The Germans could rely upon the subservience of the Dutch police and of the civil service; the grip on the country’s Jews progressively tightened. On October 31, 1941, the Germans appointed the Amsterdam Jewish Council as the sole council for the whole country.
164
Soon thereafter the deportation of Jewish workers to special labor camps started.
165
On January 7, 1942, the council called on the first contingent of workers: unemployed men on public welfare. Over the following weeks the German demands for laborers steadily increased, and the array of those being called up grew.
166
Although the council operated in coordination with the Amsterdam and The Hague labor offices, the admonishments to report originated essentially from Jewish leaders. Historian Jacob Presser, no admirer of the council, emphasized the role of Asscher, Cohen, and Meijer de Vries in their relentless recruitment campaign.
167
What the alternative might have been, apart from disbanding the council, remains unclear.

The labor camps—in fact concentration camps using Jewish and non-Jewish forced labor, such as, over time, Amersfoort, Vught (near ’s-Hertogenbosch), as well as smaller camps—were mainly staffed by Dutch Nazis who often outdid the Germans in sheer sadism. Westerbork (from July 1942 on, the main transit camp to Auschwitz, Sobibor, Bergen Belsen, and Theresienstadt) had been a camp for a few hundred German Jewish refugees since the beginning of the war; by 1942 they had become “old-timers” and de facto ruled the camp under the supervision of a German commandant. In early 1942 transports of foreign Jews were increasingly sent to Westerbork, while Dutch Jews from the provinces were being concentrated in Amsterdam. Dutch police supervised the transfer operations and access to vacated Jewish homes. The Germans dutifully registered furniture and household objects, which
Einsatzstab
Rosenberg then carted off to the Reich. During the same months a Dutch equivalent of the Nuremberg laws, prohibiting marriage between Jews and non-Jews (among other things), became mandatory.
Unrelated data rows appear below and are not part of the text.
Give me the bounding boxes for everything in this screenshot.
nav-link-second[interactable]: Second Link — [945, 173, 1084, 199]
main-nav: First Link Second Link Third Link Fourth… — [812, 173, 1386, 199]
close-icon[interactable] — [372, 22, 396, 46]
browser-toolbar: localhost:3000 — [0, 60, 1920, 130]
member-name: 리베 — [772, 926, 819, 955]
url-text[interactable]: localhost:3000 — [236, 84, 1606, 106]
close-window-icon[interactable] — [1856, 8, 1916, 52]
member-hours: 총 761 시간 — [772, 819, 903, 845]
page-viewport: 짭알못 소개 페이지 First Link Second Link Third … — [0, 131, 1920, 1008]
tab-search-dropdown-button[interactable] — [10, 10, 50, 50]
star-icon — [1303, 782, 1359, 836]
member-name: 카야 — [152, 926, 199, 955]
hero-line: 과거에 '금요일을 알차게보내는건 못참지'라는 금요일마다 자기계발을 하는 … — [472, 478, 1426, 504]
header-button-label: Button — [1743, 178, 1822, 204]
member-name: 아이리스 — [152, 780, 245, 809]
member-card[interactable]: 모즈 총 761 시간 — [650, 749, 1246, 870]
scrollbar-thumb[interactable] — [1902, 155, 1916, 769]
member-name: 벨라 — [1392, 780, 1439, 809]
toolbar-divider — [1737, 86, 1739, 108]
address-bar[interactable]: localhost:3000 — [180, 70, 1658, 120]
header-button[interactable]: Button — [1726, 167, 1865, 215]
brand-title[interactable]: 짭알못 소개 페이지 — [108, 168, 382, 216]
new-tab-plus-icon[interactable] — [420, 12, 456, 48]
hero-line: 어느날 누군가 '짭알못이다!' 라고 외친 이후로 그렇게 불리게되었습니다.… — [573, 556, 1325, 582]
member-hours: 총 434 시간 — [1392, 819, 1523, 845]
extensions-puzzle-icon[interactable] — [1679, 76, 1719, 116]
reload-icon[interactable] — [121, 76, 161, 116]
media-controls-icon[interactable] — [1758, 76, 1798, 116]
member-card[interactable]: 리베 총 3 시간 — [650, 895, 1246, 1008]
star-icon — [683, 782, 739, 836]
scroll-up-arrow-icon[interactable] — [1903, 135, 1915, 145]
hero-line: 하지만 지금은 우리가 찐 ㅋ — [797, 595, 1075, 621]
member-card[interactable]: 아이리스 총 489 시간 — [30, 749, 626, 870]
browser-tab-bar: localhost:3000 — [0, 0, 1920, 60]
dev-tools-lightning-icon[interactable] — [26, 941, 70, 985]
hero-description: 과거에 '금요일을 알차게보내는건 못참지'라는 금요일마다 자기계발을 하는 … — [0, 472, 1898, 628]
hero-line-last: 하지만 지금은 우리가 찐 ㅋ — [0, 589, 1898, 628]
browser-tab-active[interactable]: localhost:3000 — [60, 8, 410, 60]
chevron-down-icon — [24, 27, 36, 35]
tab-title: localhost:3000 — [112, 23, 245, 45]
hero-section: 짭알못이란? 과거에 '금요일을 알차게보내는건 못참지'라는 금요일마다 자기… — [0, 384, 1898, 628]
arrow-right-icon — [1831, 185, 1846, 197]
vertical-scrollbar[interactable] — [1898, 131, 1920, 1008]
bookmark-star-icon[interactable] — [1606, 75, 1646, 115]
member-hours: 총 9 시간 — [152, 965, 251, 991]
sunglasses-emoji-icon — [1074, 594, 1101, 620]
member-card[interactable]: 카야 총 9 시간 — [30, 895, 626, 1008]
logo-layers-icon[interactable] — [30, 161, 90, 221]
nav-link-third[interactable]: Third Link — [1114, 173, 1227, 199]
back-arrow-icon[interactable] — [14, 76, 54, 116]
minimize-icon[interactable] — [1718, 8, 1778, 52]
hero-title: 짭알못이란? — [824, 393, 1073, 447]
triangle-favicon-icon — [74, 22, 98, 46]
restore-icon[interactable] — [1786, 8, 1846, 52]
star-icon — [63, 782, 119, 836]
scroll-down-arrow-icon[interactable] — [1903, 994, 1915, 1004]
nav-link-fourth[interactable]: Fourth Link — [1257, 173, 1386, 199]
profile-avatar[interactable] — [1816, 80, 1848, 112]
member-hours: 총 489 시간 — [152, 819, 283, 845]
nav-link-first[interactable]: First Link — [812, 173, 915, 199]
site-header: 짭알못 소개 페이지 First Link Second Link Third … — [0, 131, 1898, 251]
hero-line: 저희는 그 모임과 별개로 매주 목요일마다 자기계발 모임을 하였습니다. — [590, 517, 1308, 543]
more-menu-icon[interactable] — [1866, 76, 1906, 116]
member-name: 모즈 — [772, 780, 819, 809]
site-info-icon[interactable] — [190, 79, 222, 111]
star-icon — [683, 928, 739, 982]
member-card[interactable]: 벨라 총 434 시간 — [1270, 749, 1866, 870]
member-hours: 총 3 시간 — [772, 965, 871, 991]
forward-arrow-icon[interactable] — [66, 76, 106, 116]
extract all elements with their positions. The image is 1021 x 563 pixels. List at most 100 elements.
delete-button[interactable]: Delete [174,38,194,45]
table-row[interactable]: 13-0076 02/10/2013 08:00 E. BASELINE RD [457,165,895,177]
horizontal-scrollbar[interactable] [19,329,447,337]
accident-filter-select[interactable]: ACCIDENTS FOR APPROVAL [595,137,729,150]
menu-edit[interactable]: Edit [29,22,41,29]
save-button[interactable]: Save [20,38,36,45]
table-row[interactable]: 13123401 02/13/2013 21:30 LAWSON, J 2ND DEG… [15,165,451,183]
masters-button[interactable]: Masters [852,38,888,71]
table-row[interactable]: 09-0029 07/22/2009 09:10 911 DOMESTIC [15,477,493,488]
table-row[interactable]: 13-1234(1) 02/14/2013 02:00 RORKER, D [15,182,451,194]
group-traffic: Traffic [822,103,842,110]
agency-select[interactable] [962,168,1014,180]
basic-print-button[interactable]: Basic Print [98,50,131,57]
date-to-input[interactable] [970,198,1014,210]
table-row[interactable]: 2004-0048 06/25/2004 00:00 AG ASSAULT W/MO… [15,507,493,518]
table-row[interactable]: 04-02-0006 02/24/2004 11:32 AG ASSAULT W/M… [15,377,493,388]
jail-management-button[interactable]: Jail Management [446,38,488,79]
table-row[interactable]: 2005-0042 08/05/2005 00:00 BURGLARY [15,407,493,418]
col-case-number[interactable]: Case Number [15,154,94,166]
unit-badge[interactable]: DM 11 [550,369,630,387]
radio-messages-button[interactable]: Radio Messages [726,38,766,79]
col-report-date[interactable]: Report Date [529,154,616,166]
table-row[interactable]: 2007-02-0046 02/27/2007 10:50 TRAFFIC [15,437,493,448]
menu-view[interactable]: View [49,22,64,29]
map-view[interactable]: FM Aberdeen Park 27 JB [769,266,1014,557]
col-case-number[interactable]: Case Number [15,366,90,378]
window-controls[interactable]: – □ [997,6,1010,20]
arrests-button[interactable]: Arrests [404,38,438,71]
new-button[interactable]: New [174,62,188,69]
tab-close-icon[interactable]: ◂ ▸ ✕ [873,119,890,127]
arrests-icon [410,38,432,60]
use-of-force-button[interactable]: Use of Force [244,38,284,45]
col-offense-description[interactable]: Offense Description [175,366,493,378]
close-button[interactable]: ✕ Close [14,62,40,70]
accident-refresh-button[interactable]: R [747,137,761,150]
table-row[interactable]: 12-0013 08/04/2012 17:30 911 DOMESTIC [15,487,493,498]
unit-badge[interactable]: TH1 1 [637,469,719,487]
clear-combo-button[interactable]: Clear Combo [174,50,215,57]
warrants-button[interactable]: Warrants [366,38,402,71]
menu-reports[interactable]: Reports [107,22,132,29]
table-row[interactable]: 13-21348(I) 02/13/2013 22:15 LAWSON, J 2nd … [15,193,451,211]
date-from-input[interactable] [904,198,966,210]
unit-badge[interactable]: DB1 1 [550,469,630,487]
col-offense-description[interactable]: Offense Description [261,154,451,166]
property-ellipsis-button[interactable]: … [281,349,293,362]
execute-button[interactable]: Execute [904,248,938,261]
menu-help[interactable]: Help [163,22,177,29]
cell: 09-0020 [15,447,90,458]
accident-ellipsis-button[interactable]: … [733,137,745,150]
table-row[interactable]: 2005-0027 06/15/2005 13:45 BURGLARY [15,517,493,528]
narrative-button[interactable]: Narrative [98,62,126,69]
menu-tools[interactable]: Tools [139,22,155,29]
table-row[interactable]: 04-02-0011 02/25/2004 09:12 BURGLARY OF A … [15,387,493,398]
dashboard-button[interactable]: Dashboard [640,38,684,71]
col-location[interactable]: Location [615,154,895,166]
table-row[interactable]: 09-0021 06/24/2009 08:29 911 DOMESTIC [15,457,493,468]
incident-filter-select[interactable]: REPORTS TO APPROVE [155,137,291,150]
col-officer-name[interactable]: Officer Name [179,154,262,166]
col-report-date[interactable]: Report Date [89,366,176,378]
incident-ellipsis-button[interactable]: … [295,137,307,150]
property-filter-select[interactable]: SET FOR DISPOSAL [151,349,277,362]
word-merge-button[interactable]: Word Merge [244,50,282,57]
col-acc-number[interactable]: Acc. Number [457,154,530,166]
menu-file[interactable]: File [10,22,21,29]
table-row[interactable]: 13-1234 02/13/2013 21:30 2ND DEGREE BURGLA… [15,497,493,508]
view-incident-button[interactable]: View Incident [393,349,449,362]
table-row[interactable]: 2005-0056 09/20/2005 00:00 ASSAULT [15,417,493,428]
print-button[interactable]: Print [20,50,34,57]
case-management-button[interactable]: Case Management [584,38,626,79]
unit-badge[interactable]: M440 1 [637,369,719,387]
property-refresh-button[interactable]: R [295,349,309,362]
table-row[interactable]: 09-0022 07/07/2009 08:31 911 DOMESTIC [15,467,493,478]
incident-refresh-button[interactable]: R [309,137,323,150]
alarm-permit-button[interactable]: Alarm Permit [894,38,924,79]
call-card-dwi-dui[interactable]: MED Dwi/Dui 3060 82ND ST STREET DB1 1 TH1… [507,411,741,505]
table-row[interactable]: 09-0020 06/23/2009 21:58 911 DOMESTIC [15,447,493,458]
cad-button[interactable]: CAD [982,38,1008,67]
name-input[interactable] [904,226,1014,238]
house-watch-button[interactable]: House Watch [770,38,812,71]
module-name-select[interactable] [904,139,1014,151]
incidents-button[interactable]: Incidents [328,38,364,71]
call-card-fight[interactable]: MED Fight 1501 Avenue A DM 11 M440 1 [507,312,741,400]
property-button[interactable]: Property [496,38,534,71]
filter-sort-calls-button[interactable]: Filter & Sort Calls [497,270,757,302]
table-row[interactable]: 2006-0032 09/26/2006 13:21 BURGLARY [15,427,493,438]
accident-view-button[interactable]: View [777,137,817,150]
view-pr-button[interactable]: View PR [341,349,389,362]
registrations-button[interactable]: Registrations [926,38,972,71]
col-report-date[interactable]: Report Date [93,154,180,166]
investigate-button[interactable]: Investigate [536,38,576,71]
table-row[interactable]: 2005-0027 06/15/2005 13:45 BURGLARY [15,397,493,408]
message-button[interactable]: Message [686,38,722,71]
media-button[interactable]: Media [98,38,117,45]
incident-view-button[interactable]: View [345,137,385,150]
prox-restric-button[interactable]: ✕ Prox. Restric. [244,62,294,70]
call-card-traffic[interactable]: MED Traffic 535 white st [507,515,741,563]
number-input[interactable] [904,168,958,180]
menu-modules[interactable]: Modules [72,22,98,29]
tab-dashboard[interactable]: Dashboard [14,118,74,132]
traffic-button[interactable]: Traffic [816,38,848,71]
All of this still remained less important for Etty Hillesum than her intense love affair with a German Jewish refugee, Hans Spier, a spiritual guide of sorts and a highly idiosyncratic psychotherapist. The German measures did not spare her, of course. “Yesterday Lippmann and Rosenthal [to hand over assets],” she noted on April 15, 1942, “Robbed and hunted.”
168
Yet she perceived most of the measures through the prism of her emotions: “I am so glad that he [Spier] is a Jew and I am a Jewess,” she wrote on April 29. “And I shall do what I can to remain with him so that we get through these times together. And I shall tell him this evening: I am not really frightened of anything, I feel so strong; it matters little whether you have to sleep on a hard floor, or whether you are only allowed to walk through certain specified streets, and so on—these are only minor vexations, so insignificant compared with the infinite riches and possibilities we carry within us.”
169

On June 12 Etty’s notes dealt again with the everyday persecution: “And now Jews may no longer visit greengrocers’ shops, they will soon have to hand in their bicycles, they may no longer travel by train and they must be off the streets by 8 o’clock at night.”
170
On Saturday, June 20, less than a month before the beginning of the deportations from Amsterdam to Westerbork and from Westerbork to Auschwitz, Etty directed her thoughts to Jewish attitudes and responses: “Humiliation always involves two. The one who does the humiliating and the one who allows himself to be humiliated. If the second is missing, that is if the passive party is immune to humiliation, then the humiliation vanishes into thin air…. We Jews should remember that…they can’t do anything to us, they really can’t. They can harass us, they can rob us of our material goods, of our freedom of movement, but we ourselves forfeit our greatest assets by our misguided compliance. By our feelings of being persecuted, humiliated and oppressed…. Our greatest injury is one we inflict upon ourselves.”